Well, the quotes you had to put there say it all. You might expect the answer to be "no" if you didn't understand how infinity works.
But in this case the output length might have to be constant? If that's the case, you are of course correct.
"CRC32 collisions: codding collides with gnu". At first I read "coding" and I was all "haha this must be an easter egg of the implementation".
If this is a thing you're going to use a lot, I'd probably just add a database column and give each record a random unique "public ID" -- then there is literally no connection between the public ID and the private one..
No, guy's looking for a hash table hash, not a cryptographic one. For a hash table you're looking for low collisions and high throughput (so your hash table is fast) first and foremost.
Sort of anyway.
You need some kind of random salt, too - it's not that hard to find a decent number of near-collisions even in cryptographic hashes. (E.g. if your hash table doubles in size whenever two keys end up in the same bucket, an attacker needs to spend O(2^n) operations to find two keys that agree in the first n bits, which will make you do O(2^n) operations and use O(2^n) memory.)
That absolutely isn't an intrinsic property of cryptographic hashes.
Also see: http://cyberarms.wordpress.com/2010/10/21/cracking-14-charac...
(low) hash speed is the whole point of PBKDF2, bcrypt or scrypt.
Talking about stretching our hash, though, sounds like some strange tasting taffy...
See this: http://net.tutsplus.com/tutorials/php/understanding-hash-fun...
to learn more about preventing brute-force attacks
No, I'll find that you've apparently stopped your education at hashing 101 and hashing speed is covered in hashing 102.
1. It's not an either-or situation, all three hashes I mentioned not only specifically include salts in their hashing interface but go as far as mandating a salt for brypt and scrypt (I don't believe PBKDF2 mandates one though it surely is recommended)
2. Salts don't protect much against brute-force attacks, their primary role is to protect against rainbow tables (dictionary attacks) in case the hashed data is leaked. They do add cost to brute-forcing a series of passwords (if salts are unique), but that cost is low compared to
3. Hash speed mitigates brute-forcing from both inside (leaked data) and outside (provide built-in rate-limiting, of course additional rate-limiting is still a good idea). Increasing the raw cost of computing the hash by multiple orders of magnitude and adding data dependencies within the hash (to prevent trivial parallelization) are very much vital against brute-force attacks.

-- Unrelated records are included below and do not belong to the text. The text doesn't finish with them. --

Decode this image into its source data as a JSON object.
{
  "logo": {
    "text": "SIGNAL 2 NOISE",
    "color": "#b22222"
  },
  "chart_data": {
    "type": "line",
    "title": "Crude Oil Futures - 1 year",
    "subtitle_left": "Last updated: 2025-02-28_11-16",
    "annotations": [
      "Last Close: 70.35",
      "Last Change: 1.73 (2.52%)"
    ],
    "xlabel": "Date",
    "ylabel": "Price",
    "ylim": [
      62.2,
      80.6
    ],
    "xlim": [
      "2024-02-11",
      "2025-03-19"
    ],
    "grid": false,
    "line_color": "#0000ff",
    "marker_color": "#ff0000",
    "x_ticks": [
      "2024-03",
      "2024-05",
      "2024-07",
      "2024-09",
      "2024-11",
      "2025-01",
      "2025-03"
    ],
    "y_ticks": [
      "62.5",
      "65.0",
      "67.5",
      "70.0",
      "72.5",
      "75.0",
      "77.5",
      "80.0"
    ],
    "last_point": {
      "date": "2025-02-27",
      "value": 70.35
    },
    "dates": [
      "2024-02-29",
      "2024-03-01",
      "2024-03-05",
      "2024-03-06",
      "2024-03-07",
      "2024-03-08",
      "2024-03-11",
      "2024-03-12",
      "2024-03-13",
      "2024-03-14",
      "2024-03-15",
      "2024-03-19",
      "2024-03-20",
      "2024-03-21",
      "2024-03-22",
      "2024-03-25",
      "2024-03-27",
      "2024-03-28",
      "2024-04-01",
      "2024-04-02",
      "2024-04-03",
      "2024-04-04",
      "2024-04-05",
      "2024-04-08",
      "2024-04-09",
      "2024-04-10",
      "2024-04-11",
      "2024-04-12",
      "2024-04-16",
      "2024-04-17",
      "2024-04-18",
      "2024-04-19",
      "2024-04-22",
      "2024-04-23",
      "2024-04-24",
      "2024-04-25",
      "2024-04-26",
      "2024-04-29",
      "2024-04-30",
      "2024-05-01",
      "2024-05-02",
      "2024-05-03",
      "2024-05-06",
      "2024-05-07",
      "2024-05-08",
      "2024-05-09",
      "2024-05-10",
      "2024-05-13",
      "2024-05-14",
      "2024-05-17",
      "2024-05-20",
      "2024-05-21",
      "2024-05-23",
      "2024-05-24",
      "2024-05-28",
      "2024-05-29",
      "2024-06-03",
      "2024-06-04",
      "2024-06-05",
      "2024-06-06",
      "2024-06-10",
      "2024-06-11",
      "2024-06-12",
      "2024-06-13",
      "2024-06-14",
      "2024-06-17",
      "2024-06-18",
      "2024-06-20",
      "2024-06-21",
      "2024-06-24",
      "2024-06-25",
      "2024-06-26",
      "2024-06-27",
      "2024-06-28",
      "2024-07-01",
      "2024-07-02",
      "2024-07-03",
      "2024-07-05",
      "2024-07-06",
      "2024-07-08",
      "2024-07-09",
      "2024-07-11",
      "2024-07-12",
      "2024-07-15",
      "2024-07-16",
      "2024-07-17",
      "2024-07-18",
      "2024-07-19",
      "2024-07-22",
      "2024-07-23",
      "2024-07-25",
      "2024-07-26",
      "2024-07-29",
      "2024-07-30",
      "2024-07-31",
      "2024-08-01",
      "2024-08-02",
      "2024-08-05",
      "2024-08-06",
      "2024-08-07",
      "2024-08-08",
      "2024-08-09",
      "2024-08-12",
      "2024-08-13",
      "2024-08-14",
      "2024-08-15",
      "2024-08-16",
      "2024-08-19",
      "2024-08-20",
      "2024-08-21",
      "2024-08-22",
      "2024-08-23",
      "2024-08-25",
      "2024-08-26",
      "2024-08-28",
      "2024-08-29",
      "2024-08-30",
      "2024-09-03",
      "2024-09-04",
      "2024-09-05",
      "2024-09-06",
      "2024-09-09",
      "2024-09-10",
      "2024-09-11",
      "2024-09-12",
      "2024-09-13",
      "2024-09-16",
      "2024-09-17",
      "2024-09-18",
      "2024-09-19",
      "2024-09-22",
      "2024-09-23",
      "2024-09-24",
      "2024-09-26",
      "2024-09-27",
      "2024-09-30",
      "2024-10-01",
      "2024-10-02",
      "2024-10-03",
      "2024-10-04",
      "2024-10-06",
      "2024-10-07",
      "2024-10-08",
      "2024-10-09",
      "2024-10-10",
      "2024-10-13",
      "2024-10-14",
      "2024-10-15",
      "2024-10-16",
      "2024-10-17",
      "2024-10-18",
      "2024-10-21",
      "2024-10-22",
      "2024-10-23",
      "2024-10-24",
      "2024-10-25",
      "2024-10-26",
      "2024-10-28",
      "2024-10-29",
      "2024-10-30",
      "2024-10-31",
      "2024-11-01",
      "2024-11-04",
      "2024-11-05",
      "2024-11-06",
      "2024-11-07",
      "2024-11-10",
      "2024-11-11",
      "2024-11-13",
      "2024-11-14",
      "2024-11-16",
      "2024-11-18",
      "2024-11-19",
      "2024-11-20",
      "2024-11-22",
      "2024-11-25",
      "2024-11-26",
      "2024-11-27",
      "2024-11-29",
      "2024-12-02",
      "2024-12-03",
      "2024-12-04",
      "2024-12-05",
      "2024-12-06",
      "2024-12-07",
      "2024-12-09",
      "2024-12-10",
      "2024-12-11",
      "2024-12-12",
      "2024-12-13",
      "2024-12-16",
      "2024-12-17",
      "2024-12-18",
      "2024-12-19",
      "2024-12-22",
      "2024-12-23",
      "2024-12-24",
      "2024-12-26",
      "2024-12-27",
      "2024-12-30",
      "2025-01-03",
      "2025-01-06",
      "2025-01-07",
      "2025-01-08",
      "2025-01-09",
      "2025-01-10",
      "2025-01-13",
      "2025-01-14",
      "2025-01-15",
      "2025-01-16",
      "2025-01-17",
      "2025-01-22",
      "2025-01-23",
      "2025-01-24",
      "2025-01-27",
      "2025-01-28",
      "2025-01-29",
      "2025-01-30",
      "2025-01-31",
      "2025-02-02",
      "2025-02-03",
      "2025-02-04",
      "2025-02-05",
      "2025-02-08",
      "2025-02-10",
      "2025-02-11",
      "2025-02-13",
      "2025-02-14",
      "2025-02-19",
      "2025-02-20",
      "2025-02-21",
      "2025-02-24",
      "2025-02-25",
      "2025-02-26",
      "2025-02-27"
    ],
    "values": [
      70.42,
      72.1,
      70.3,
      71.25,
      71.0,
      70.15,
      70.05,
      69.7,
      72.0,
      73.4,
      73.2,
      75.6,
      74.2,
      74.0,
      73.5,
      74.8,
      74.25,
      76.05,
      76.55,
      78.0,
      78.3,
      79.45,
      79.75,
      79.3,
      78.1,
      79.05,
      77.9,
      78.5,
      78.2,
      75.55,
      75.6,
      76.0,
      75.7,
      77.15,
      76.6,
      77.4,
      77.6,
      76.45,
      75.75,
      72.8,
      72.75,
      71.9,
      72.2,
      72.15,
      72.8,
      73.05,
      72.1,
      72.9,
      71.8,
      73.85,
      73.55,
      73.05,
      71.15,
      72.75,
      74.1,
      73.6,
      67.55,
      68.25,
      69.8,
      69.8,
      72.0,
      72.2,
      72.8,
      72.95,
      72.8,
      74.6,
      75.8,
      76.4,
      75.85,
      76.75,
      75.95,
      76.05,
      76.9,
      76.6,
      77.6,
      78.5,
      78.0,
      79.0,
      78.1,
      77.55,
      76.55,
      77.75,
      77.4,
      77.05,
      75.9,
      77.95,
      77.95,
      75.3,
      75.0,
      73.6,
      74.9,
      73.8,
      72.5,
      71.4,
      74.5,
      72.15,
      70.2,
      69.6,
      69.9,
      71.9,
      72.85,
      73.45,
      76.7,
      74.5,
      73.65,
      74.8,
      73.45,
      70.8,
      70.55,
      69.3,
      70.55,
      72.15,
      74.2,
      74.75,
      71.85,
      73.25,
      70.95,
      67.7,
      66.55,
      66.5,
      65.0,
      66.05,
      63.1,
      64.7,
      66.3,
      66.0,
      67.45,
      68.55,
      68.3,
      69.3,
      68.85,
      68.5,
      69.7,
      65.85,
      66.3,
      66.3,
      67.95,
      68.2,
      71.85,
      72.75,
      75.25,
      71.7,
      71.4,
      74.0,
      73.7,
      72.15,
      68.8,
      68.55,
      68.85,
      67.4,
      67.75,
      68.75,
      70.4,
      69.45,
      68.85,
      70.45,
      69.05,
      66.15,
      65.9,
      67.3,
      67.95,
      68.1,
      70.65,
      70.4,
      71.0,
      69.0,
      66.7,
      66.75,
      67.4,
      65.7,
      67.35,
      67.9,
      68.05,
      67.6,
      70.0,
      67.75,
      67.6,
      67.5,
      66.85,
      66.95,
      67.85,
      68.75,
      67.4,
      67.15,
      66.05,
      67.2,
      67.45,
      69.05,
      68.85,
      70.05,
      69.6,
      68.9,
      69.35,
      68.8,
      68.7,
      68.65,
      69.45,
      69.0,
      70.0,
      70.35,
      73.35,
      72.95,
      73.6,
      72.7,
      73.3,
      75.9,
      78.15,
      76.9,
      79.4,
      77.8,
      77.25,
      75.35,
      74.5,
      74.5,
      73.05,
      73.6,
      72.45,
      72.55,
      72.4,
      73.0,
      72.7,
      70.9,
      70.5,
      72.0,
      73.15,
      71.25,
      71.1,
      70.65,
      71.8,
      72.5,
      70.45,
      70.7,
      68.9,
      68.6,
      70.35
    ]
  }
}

4. You might have wanted to read your own bloody links, the first one specifically mentions hash speed to mitigate brute force attacks, and mentions salts only against rainbow tables; responses to the second one specifically note that salt mitigate rainbow table attacks but do not significantly mitigate brute force attacks especially on weak passwords.
You should be glad. You learned something important today.